Head RS100 27.5. These have been tweeked for a wide foot and ankle. $35 or Best offer.

2005 Head iRaces 177cm with Tyrolia FF17's - $150 or BO Great shape, No repair to bases

Fischer Prophetes 180cm - $150 or BO Great shape, No repair to bases. Drilled once for 317BSL Marker Dukes. They have quiver killers installed in them.

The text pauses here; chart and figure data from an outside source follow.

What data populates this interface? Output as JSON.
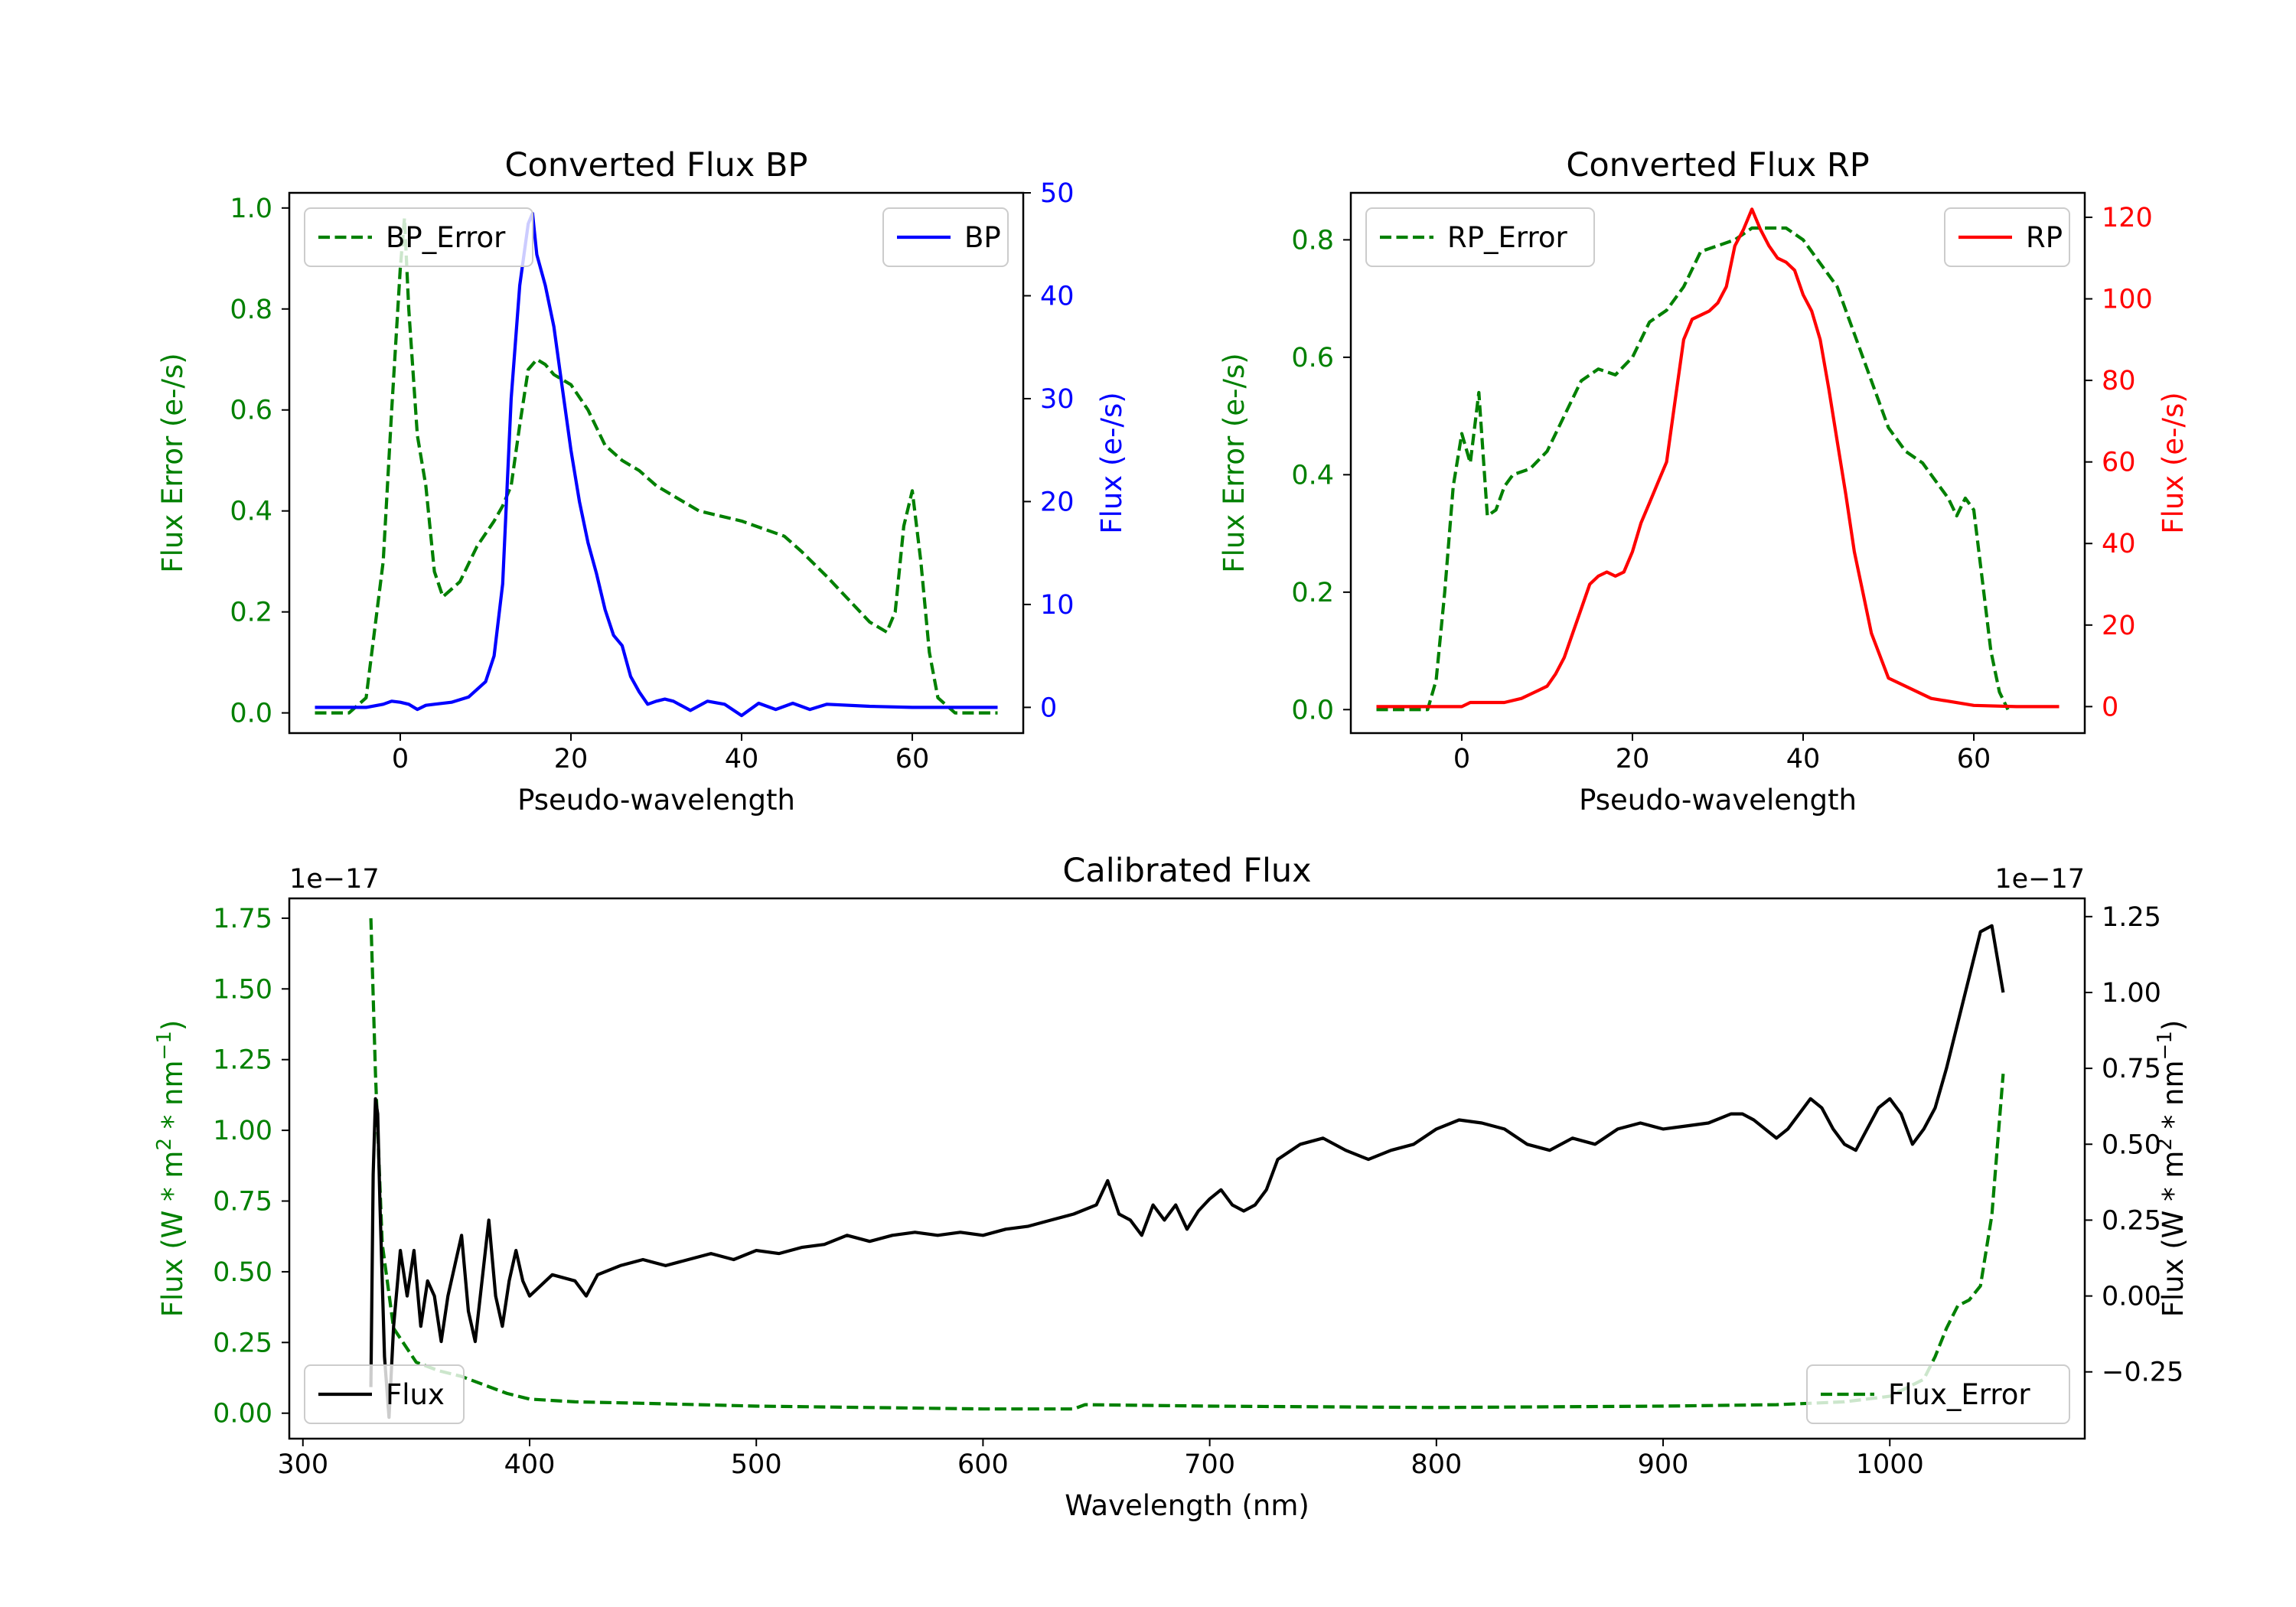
{
  "chart_data": [
    {
      "type": "line",
      "title": "Converted Flux BP",
      "xlabel": "Pseudo-wavelength",
      "ylabel_left": "Flux Error (e-/s)",
      "ylabel_right": "Flux (e-/s)",
      "xlim": [
        -13,
        73
      ],
      "ylim_left": [
        -0.04,
        1.03
      ],
      "ylim_right": [
        -2.5,
        50.0
      ],
      "xticks": [
        0,
        20,
        40,
        60
      ],
      "yticks_left": [
        0.0,
        0.2,
        0.4,
        0.6,
        0.8,
        1.0
      ],
      "yticks_right": [
        0,
        10,
        20,
        30,
        40,
        50
      ],
      "colors": {
        "left": "#008000",
        "right": "#0000ff"
      },
      "legend": [
        {
          "label": "BP_Error",
          "position": "upper left"
        },
        {
          "label": "BP",
          "position": "upper right"
        }
      ],
      "series": [
        {
          "name": "BP_Error",
          "axis": "left",
          "style": "dashed",
          "color": "#008000",
          "x": [
            -10,
            -6,
            -4,
            -2,
            -1,
            0,
            0.5,
            1,
            2,
            3,
            4,
            5,
            7,
            9,
            11,
            12,
            13,
            14,
            15,
            16,
            17,
            18,
            20,
            22,
            24,
            26,
            28,
            30,
            35,
            40,
            45,
            47,
            50,
            55,
            57,
            58,
            59,
            60,
            61,
            62,
            63,
            65,
            70
          ],
          "y": [
            0.0,
            0.0,
            0.03,
            0.3,
            0.6,
            0.88,
            0.98,
            0.8,
            0.55,
            0.45,
            0.28,
            0.23,
            0.26,
            0.33,
            0.38,
            0.41,
            0.45,
            0.57,
            0.68,
            0.7,
            0.69,
            0.67,
            0.65,
            0.6,
            0.53,
            0.5,
            0.48,
            0.45,
            0.4,
            0.38,
            0.35,
            0.32,
            0.27,
            0.18,
            0.16,
            0.2,
            0.37,
            0.44,
            0.3,
            0.12,
            0.03,
            0.0,
            0.0
          ]
        },
        {
          "name": "BP",
          "axis": "right",
          "style": "solid",
          "color": "#0000ff",
          "x": [
            -10,
            -4,
            -2,
            -1,
            0,
            1,
            2,
            3,
            4,
            6,
            8,
            10,
            11,
            12,
            13,
            14,
            15,
            15.5,
            16,
            17,
            18,
            19,
            20,
            21,
            22,
            23,
            24,
            25,
            26,
            27,
            28,
            29,
            30,
            31,
            32,
            34,
            36,
            38,
            40,
            42,
            44,
            46,
            48,
            50,
            55,
            60,
            70
          ],
          "y": [
            0,
            0,
            0.3,
            0.6,
            0.5,
            0.3,
            -0.2,
            0.2,
            0.3,
            0.5,
            1.0,
            2.5,
            5.0,
            12.0,
            30.0,
            41.0,
            47.0,
            48.0,
            44.0,
            41.0,
            37.0,
            31.0,
            25.0,
            20.0,
            16.0,
            13.0,
            9.5,
            7.0,
            6.0,
            3.0,
            1.5,
            0.3,
            0.6,
            0.8,
            0.6,
            -0.3,
            0.6,
            0.3,
            -0.8,
            0.4,
            -0.2,
            0.4,
            -0.2,
            0.3,
            0.1,
            0.0,
            0.0
          ]
        }
      ]
    },
    {
      "type": "line",
      "title": "Converted Flux RP",
      "xlabel": "Pseudo-wavelength",
      "ylabel_left": "Flux Error (e-/s)",
      "ylabel_right": "Flux (e-/s)",
      "xlim": [
        -13,
        73
      ],
      "ylim_left": [
        -0.04,
        0.88
      ],
      "ylim_right": [
        -6.5,
        126.0
      ],
      "xticks": [
        0,
        20,
        40,
        60
      ],
      "yticks_left": [
        0.0,
        0.2,
        0.4,
        0.6,
        0.8
      ],
      "yticks_right": [
        0,
        20,
        40,
        60,
        80,
        100,
        120
      ],
      "colors": {
        "left": "#008000",
        "right": "#ff0000"
      },
      "legend": [
        {
          "label": "RP_Error",
          "position": "upper left"
        },
        {
          "label": "RP",
          "position": "upper right"
        }
      ],
      "series": [
        {
          "name": "RP_Error",
          "axis": "left",
          "style": "dashed",
          "color": "#008000",
          "x": [
            -10,
            -4,
            -3,
            -2,
            -1,
            0,
            1,
            2,
            3,
            4,
            5,
            6,
            8,
            10,
            12,
            14,
            16,
            18,
            20,
            22,
            24,
            26,
            28,
            30,
            32,
            34,
            36,
            38,
            40,
            42,
            44,
            46,
            48,
            50,
            52,
            54,
            56,
            57,
            58,
            59,
            60,
            61,
            62,
            63,
            64
          ],
          "y": [
            0.0,
            0.0,
            0.05,
            0.2,
            0.38,
            0.47,
            0.42,
            0.54,
            0.33,
            0.34,
            0.38,
            0.4,
            0.41,
            0.44,
            0.5,
            0.56,
            0.58,
            0.57,
            0.6,
            0.66,
            0.68,
            0.72,
            0.78,
            0.79,
            0.8,
            0.82,
            0.82,
            0.82,
            0.8,
            0.76,
            0.72,
            0.64,
            0.56,
            0.48,
            0.44,
            0.42,
            0.38,
            0.36,
            0.33,
            0.36,
            0.34,
            0.22,
            0.1,
            0.03,
            0.0
          ]
        },
        {
          "name": "RP",
          "axis": "right",
          "style": "solid",
          "color": "#ff0000",
          "x": [
            -10,
            0,
            1,
            3,
            5,
            7,
            8,
            9,
            10,
            11,
            12,
            13,
            14,
            15,
            16,
            17,
            18,
            19,
            20,
            21,
            22,
            23,
            24,
            25,
            26,
            27,
            28,
            29,
            30,
            31,
            32,
            33,
            34,
            35,
            36,
            37,
            38,
            39,
            40,
            41,
            42,
            43,
            44,
            45,
            46,
            47,
            48,
            50,
            55,
            60,
            65,
            70
          ],
          "y": [
            0,
            0,
            1,
            1,
            1,
            2,
            3,
            4,
            5,
            8,
            12,
            18,
            24,
            30,
            32,
            33,
            32,
            33,
            38,
            45,
            50,
            55,
            60,
            75,
            90,
            95,
            96,
            97,
            99,
            103,
            113,
            117,
            122,
            117,
            113,
            110,
            109,
            107,
            101,
            97,
            90,
            78,
            65,
            52,
            38,
            28,
            18,
            7,
            2,
            0.3,
            0,
            0
          ]
        }
      ]
    },
    {
      "type": "line",
      "title": "Calibrated Flux",
      "xlabel": "Wavelength (nm)",
      "ylabel_left": "Flux (W * m$^2$ * nm$^{-1}$)",
      "ylabel_right": "Flux (W * m$^2$ * nm$^{-1}$)",
      "offset_left": "1e−17",
      "offset_right": "1e−17",
      "xlim": [
        294,
        1086
      ],
      "ylim_left": [
        -0.09,
        1.82
      ],
      "ylim_right": [
        -0.47,
        1.31
      ],
      "xticks": [
        300,
        400,
        500,
        600,
        700,
        800,
        900,
        1000
      ],
      "yticks_left": [
        0.0,
        0.25,
        0.5,
        0.75,
        1.0,
        1.25,
        1.5,
        1.75
      ],
      "yticks_right": [
        -0.25,
        0.0,
        0.25,
        0.5,
        0.75,
        1.0,
        1.25
      ],
      "colors": {
        "left": "#008000",
        "right": "#000000"
      },
      "legend": [
        {
          "label": "Flux",
          "position": "lower left"
        },
        {
          "label": "Flux_Error",
          "position": "lower right"
        }
      ],
      "series": [
        {
          "name": "Flux_Error",
          "axis": "left",
          "style": "dashed",
          "color": "#008000",
          "x": [
            330,
            332,
            335,
            340,
            350,
            360,
            370,
            380,
            390,
            400,
            420,
            450,
            500,
            550,
            600,
            640,
            645,
            700,
            800,
            900,
            950,
            980,
            1000,
            1015,
            1020,
            1025,
            1030,
            1035,
            1040,
            1045,
            1050
          ],
          "y": [
            1.75,
            1.2,
            0.6,
            0.3,
            0.18,
            0.15,
            0.13,
            0.1,
            0.07,
            0.05,
            0.04,
            0.035,
            0.025,
            0.02,
            0.015,
            0.015,
            0.03,
            0.025,
            0.02,
            0.025,
            0.03,
            0.04,
            0.06,
            0.12,
            0.2,
            0.3,
            0.38,
            0.4,
            0.45,
            0.7,
            1.2
          ]
        },
        {
          "name": "Flux",
          "axis": "right",
          "style": "solid",
          "color": "#000000",
          "x": [
            330,
            331,
            332,
            333,
            334,
            336,
            338,
            340,
            343,
            346,
            349,
            352,
            355,
            358,
            361,
            364,
            367,
            370,
            373,
            376,
            379,
            382,
            385,
            388,
            391,
            394,
            397,
            400,
            410,
            420,
            425,
            430,
            440,
            450,
            460,
            470,
            480,
            490,
            500,
            510,
            520,
            530,
            540,
            550,
            560,
            570,
            580,
            590,
            600,
            610,
            620,
            630,
            640,
            650,
            655,
            660,
            665,
            670,
            675,
            680,
            685,
            690,
            695,
            700,
            705,
            710,
            715,
            720,
            725,
            730,
            740,
            750,
            760,
            770,
            780,
            790,
            800,
            810,
            820,
            830,
            840,
            850,
            860,
            870,
            880,
            890,
            900,
            910,
            920,
            930,
            935,
            940,
            945,
            950,
            955,
            960,
            965,
            970,
            975,
            980,
            985,
            990,
            995,
            1000,
            1005,
            1010,
            1015,
            1020,
            1025,
            1030,
            1035,
            1040,
            1045,
            1050
          ],
          "y": [
            -0.3,
            0.4,
            0.65,
            0.6,
            0.3,
            -0.2,
            -0.4,
            -0.1,
            0.15,
            0.0,
            0.15,
            -0.1,
            0.05,
            0.0,
            -0.15,
            0.0,
            0.1,
            0.2,
            -0.05,
            -0.15,
            0.05,
            0.25,
            0.0,
            -0.1,
            0.05,
            0.15,
            0.05,
            0.0,
            0.07,
            0.05,
            0.0,
            0.07,
            0.1,
            0.12,
            0.1,
            0.12,
            0.14,
            0.12,
            0.15,
            0.14,
            0.16,
            0.17,
            0.2,
            0.18,
            0.2,
            0.21,
            0.2,
            0.21,
            0.2,
            0.22,
            0.23,
            0.25,
            0.27,
            0.3,
            0.38,
            0.27,
            0.25,
            0.2,
            0.3,
            0.25,
            0.3,
            0.22,
            0.28,
            0.32,
            0.35,
            0.3,
            0.28,
            0.3,
            0.35,
            0.45,
            0.5,
            0.52,
            0.48,
            0.45,
            0.48,
            0.5,
            0.55,
            0.58,
            0.57,
            0.55,
            0.5,
            0.48,
            0.52,
            0.5,
            0.55,
            0.57,
            0.55,
            0.56,
            0.57,
            0.6,
            0.6,
            0.58,
            0.55,
            0.52,
            0.55,
            0.6,
            0.65,
            0.62,
            0.55,
            0.5,
            0.48,
            0.55,
            0.62,
            0.65,
            0.6,
            0.5,
            0.55,
            0.62,
            0.75,
            0.9,
            1.05,
            1.2,
            1.22,
            1.0
          ]
        }
      ]
    }
  ]
}
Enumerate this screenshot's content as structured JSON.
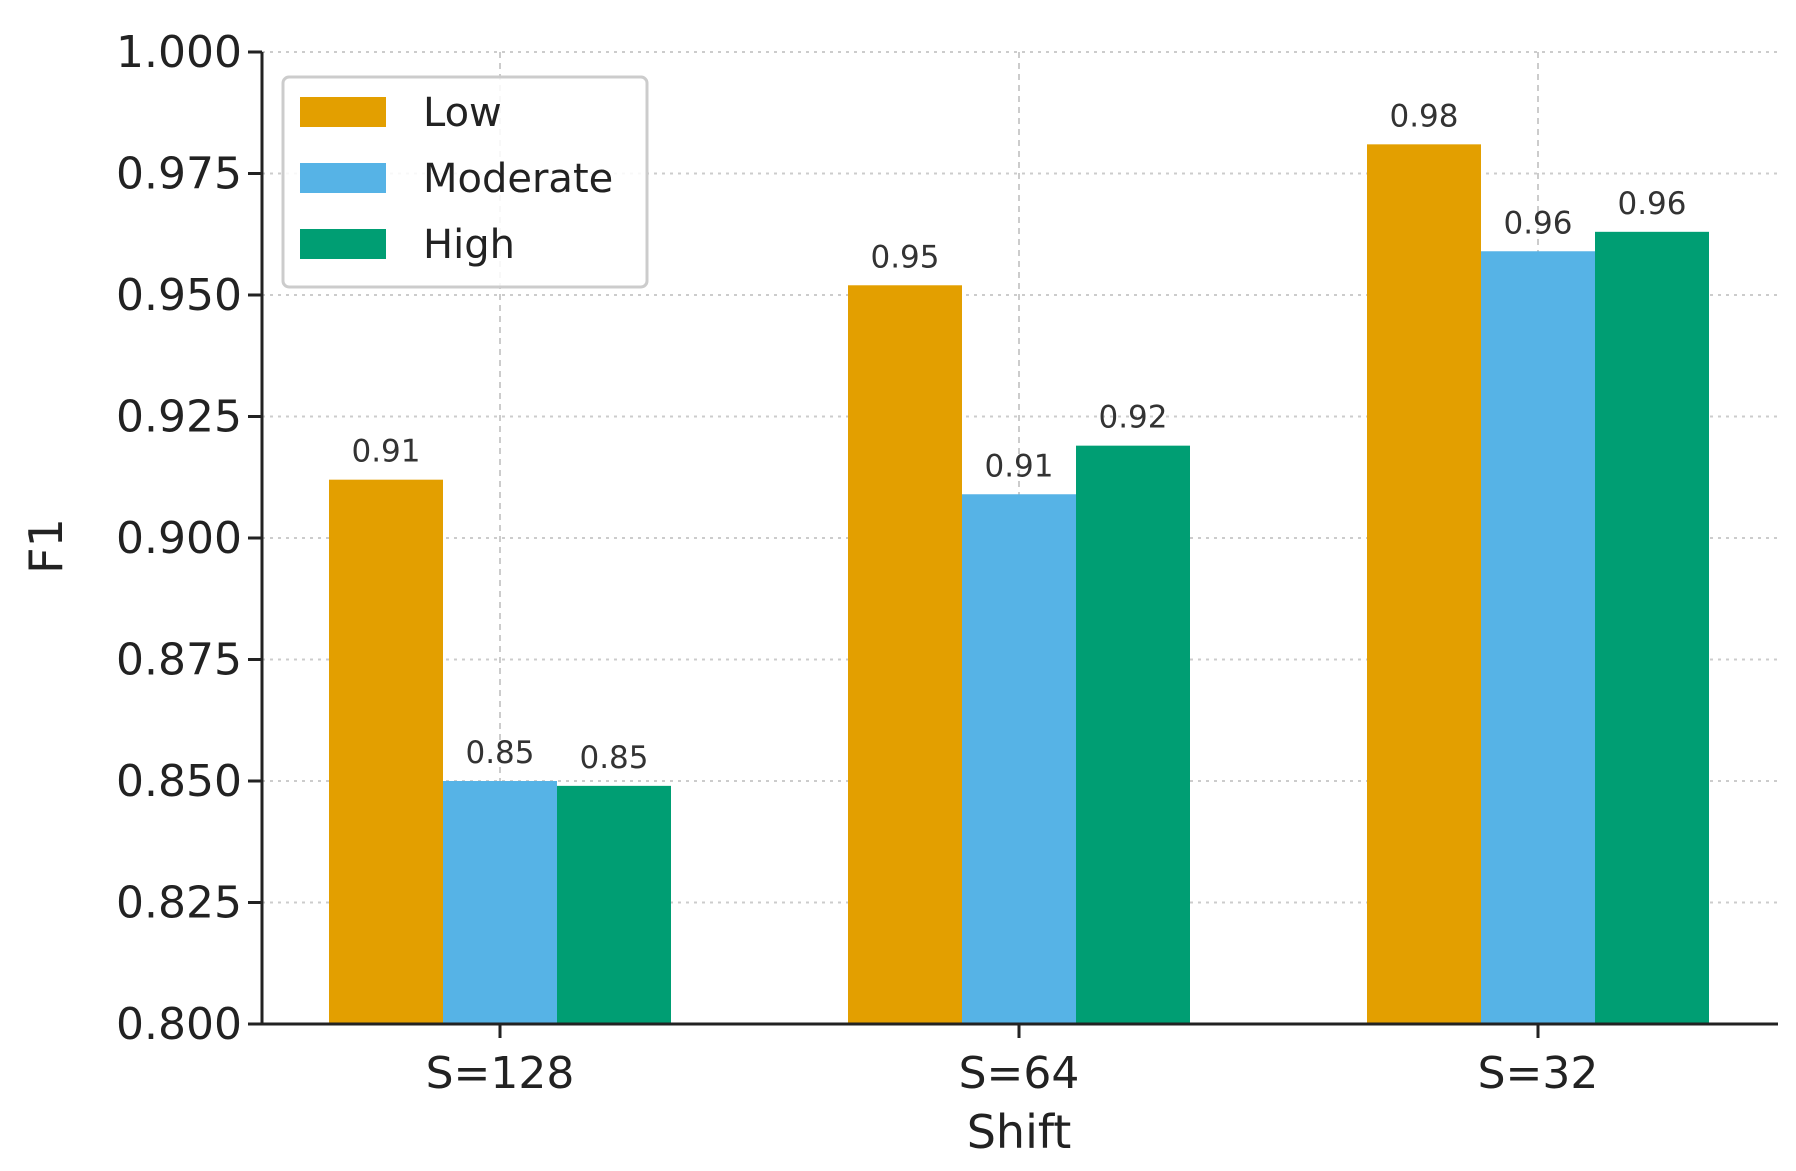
{
  "chart_data": {
    "type": "bar",
    "title": "",
    "xlabel": "Shift",
    "ylabel": "F1",
    "categories": [
      "S=128",
      "S=64",
      "S=32"
    ],
    "series": [
      {
        "name": "Low",
        "color": "#E39F00",
        "values": [
          0.912,
          0.952,
          0.981
        ],
        "labels": [
          "0.91",
          "0.95",
          "0.98"
        ]
      },
      {
        "name": "Moderate",
        "color": "#56B3E6",
        "values": [
          0.85,
          0.909,
          0.959
        ],
        "labels": [
          "0.85",
          "0.91",
          "0.96"
        ]
      },
      {
        "name": "High",
        "color": "#009E73",
        "values": [
          0.849,
          0.919,
          0.963
        ],
        "labels": [
          "0.85",
          "0.92",
          "0.96"
        ]
      }
    ],
    "ylim": [
      0.8,
      1.0
    ],
    "yticks": [
      0.8,
      0.825,
      0.85,
      0.875,
      0.9,
      0.925,
      0.95,
      0.975,
      1.0
    ],
    "ytick_labels": [
      "0.800",
      "0.825",
      "0.850",
      "0.875",
      "0.900",
      "0.925",
      "0.950",
      "0.975",
      "1.000"
    ],
    "grid": true,
    "legend_position": "top-left"
  }
}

Head Monster(Red and Black) 88's 175cm with white Mojo 15's - These are the last year of the Monster series before Head ruined them and switched to the Peak series. $175 or BO Fair Shape Couple core shots repair still a lot of life in the ski.
​


----------



## Puck it (Aug 6, 2013)

Bumping to support the habit.


----------



## ScottySkis (Aug 6, 2013)

Same boots for sale what US shoe size are you?
Do you have pictures?


----------



## Puck it (Aug 6, 2013)

9.5 US.  I can take some if you are interested.


----------



## ScottySkis (Aug 6, 2013)

Puck it said:


> 9.5 US.  I can take some if you are interested.



Yes that would be great.


----------



## Puck it (Aug 6, 2013)

Scotty said:


> Yes that would be great.


 Sent u a PM.


----------



## ScottySkis (Aug 7, 2013)

Puck it said:


> Sent u a PM.



Are those good for a men size 8- 8.5, ?


----------



## Puck it (Aug 7, 2013)

They are a size 9.5.


----------



## ScottySkis (Aug 7, 2013)

Puck it said:


> They are a size 9.5.



How to I grow my foot, I guess my foot is to small.


----------



## Puck it (Aug 7, 2013)

I have been "Scotty'ed".


----------



## ScottySkis (Aug 7, 2013)

Puck it said:


> I have been "Scotty'ed".



Sorry I wish I had bigger feet.


----------



## Puck it (Aug 19, 2013)

Bumping again added another pair to the first post.


----------



## ScottySkis (Aug 19, 2013)

Puck it said:


> Bumping again added another pair to the first post.



Please tell more, my cousin just got back into skiing, he needs used stuff especially skis and boots but other stuff to. What do you got?


----------



## Puck it (Aug 19, 2013)

Scotty said:


> Please tell more, my cousin just got back into skiing, he needs used stuff especially skis and boots but other stuff to. What do you got?



What I have is above.


----------



## Puck it (Aug 20, 2013)

Bump.


----------



## ScottySkis (Aug 20, 2013)

Puck it said:


> What I have is above.



I will talk to my cousin he needs skis.


----------



## Cannonball (Aug 20, 2013)

Wait...could you explain what you have again and whether it will fit me.


----------



## Puck it (Aug 21, 2013)

Cannonball said:


> Wait...could you explain what you have again and whether it will fit me.


Yes


----------



## Puck it (Aug 26, 2013)

Bumping Prices lowered.


----------



## ScottySkis (Aug 26, 2013)

Puck it said:


> Bumping Prices lowered.



That is cheap.


----------



## Puck it (Aug 26, 2013)

Scotty said:


> That is cheap.



Did you find the pics in my gallery?


----------



## ScottySkis (Aug 26, 2013)

Puck it said:


> Did you find the pics in my gallery?



Yes your link worked great.


----------



## Puck it (Sep 18, 2013)

Puck it said:


> Head RS100 27.5. These have been tweeked for a wide foot and ankle. $35 or Best offer.
> 
> 2005 Head iRaces 177cm with Tyrolia FF17's - $150 or BO Great shape, No repair to bases
> 
> ...



Boots are gone.  Bumping for skis


----------